Erano gli anni del boom economico e, fino a quel momento, la trattoria aveva avuto come principale funzione quella di “dopo lavoro”.
Maria fin da subito inizia a proporre piatti tipici della tradizione cremasca – tra le sue specialità il brasato, la lepre in salmì, i lessi… – e svolge con entusiasmo il suo ruolo di “padrona di casa” fino al 1982, anno in cui andrà in pensione.
Sarà Achille Milanesi a raccogliere il testimone della madre fino al 2004, poi il figlio di questo, Davide che ancora oggi è impegnato nell’attività di famiglia.

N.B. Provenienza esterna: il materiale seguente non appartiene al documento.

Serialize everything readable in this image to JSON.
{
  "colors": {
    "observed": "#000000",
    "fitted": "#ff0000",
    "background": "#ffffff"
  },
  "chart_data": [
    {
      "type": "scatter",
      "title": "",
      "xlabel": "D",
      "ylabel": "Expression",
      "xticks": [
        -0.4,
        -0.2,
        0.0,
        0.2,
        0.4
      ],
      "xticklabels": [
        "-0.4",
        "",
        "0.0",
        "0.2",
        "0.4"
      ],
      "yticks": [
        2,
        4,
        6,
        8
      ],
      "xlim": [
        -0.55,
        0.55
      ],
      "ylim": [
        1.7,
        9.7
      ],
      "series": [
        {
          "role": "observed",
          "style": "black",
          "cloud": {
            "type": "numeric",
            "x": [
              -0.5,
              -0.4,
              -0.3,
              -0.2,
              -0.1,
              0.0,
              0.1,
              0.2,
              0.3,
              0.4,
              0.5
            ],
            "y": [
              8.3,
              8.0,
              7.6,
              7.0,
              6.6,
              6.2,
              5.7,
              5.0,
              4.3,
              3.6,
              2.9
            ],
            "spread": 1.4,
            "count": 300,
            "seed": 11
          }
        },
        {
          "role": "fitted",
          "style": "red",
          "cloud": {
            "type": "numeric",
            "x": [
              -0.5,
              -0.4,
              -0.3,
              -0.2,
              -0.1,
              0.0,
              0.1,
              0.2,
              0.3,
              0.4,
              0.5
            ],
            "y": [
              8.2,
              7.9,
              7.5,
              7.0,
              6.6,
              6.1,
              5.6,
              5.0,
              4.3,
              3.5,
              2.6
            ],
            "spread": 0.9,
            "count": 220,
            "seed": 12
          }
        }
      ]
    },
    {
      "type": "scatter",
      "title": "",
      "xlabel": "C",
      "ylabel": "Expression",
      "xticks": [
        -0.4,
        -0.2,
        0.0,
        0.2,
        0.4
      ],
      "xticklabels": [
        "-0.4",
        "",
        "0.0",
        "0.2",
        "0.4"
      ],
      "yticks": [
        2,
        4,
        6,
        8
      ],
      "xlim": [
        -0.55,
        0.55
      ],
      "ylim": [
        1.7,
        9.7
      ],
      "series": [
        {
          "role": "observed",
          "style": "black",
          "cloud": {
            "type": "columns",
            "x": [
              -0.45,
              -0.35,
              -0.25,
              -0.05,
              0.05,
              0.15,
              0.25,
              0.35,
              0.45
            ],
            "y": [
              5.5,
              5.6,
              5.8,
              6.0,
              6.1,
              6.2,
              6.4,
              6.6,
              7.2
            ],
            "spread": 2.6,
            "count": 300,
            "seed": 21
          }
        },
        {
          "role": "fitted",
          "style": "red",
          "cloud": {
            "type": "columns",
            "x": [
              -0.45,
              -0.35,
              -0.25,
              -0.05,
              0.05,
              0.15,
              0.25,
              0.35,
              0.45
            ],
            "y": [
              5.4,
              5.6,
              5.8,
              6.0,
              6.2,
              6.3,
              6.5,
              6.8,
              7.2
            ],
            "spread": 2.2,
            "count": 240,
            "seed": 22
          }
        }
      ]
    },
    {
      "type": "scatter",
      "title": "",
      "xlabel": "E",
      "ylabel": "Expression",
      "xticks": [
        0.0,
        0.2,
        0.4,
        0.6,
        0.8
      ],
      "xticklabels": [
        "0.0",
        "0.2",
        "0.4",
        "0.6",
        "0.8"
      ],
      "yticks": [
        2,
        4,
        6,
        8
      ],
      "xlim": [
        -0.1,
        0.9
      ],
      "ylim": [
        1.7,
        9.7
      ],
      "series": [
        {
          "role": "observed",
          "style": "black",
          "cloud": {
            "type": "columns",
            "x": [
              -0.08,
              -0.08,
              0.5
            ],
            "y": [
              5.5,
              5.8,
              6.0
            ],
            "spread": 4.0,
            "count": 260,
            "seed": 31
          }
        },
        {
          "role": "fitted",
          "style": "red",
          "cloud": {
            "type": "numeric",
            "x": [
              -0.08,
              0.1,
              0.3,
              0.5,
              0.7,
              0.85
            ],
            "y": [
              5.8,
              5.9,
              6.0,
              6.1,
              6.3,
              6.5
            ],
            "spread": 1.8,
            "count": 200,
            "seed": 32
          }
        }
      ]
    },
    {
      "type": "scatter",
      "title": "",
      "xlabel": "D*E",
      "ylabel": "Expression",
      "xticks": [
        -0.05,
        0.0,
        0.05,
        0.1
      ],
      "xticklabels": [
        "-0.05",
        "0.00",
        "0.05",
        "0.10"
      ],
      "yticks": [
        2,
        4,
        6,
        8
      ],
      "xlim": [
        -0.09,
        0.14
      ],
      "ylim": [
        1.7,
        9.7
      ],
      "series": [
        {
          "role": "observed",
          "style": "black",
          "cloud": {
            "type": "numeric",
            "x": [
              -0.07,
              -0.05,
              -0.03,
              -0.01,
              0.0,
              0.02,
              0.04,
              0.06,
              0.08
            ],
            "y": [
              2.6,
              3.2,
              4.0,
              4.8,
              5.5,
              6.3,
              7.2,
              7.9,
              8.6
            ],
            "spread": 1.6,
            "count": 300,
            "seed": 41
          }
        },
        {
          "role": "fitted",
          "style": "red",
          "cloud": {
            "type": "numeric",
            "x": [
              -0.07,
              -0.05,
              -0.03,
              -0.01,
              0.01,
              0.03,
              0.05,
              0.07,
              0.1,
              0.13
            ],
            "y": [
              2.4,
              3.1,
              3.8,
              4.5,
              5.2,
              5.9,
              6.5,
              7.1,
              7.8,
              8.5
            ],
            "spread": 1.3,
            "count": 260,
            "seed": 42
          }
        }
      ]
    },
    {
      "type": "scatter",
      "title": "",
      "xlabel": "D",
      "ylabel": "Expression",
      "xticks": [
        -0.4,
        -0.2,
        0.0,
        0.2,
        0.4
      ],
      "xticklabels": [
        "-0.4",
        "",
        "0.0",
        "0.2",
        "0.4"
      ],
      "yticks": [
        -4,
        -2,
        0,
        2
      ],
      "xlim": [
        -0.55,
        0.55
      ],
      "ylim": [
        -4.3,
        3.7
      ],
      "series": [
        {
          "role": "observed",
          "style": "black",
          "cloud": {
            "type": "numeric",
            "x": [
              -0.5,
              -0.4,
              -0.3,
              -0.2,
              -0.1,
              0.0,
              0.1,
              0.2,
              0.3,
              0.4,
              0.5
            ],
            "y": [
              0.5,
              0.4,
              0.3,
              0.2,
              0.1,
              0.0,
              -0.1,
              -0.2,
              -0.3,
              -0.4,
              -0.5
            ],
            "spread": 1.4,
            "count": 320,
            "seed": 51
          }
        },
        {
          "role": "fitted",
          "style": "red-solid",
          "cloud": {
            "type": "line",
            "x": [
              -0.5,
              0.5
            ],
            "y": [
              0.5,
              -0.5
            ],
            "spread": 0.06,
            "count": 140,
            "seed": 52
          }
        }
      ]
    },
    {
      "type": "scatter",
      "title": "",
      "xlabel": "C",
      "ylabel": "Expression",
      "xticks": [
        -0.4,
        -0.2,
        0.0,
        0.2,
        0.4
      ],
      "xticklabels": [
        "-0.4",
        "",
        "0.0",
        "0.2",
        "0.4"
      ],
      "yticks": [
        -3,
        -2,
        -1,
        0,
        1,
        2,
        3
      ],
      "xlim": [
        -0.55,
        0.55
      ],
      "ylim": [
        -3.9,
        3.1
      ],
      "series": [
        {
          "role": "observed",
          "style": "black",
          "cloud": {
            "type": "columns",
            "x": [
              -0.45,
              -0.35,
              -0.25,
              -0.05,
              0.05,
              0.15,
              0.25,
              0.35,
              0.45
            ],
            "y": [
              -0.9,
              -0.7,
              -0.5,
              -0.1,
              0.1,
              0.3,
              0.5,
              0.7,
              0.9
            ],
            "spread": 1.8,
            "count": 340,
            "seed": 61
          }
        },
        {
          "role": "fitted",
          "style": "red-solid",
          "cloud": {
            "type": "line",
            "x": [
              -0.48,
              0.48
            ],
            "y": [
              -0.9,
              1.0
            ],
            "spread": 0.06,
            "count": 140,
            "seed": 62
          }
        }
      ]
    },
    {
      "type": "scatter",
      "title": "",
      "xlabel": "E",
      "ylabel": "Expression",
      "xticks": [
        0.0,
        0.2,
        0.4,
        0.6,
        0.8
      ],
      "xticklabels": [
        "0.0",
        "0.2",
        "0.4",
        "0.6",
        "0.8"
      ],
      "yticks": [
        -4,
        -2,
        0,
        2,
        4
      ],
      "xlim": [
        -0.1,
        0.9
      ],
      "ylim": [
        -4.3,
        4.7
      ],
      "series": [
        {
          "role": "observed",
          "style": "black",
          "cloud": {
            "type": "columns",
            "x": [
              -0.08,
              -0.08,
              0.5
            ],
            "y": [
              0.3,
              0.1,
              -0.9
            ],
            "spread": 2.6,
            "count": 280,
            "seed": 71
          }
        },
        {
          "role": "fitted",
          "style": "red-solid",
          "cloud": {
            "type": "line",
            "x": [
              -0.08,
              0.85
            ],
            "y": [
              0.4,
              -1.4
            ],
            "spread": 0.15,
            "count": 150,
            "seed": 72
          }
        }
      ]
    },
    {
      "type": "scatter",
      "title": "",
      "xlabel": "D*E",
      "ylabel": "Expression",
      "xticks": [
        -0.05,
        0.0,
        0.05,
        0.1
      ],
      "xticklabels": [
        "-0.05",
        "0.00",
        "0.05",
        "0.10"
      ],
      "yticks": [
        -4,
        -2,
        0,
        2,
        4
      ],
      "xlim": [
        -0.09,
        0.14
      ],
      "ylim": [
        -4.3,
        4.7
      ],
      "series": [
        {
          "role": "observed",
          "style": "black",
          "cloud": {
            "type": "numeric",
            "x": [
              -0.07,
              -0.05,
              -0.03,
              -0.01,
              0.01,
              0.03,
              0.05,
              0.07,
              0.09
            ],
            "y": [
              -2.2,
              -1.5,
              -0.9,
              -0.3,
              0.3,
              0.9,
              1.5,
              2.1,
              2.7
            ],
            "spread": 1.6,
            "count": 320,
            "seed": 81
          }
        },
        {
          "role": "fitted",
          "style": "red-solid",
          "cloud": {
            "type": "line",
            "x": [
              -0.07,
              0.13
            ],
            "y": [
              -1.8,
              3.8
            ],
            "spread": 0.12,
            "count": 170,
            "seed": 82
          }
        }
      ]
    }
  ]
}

Valcarenghi Gioielli di Valcarenghi Ezio

Quando Ezio Valcarenghi decide di avviare di fare l’imprenditore è un giovane intraprendente e motivato, appassionato di metalli e pietre preziose, capace anche di riparare gioielli e preziosi, crearli e personalizzarli a seconda dei gusti dei clienti. È il 1966 e i locali sono quelli di piazza Garibaldi a Soresina.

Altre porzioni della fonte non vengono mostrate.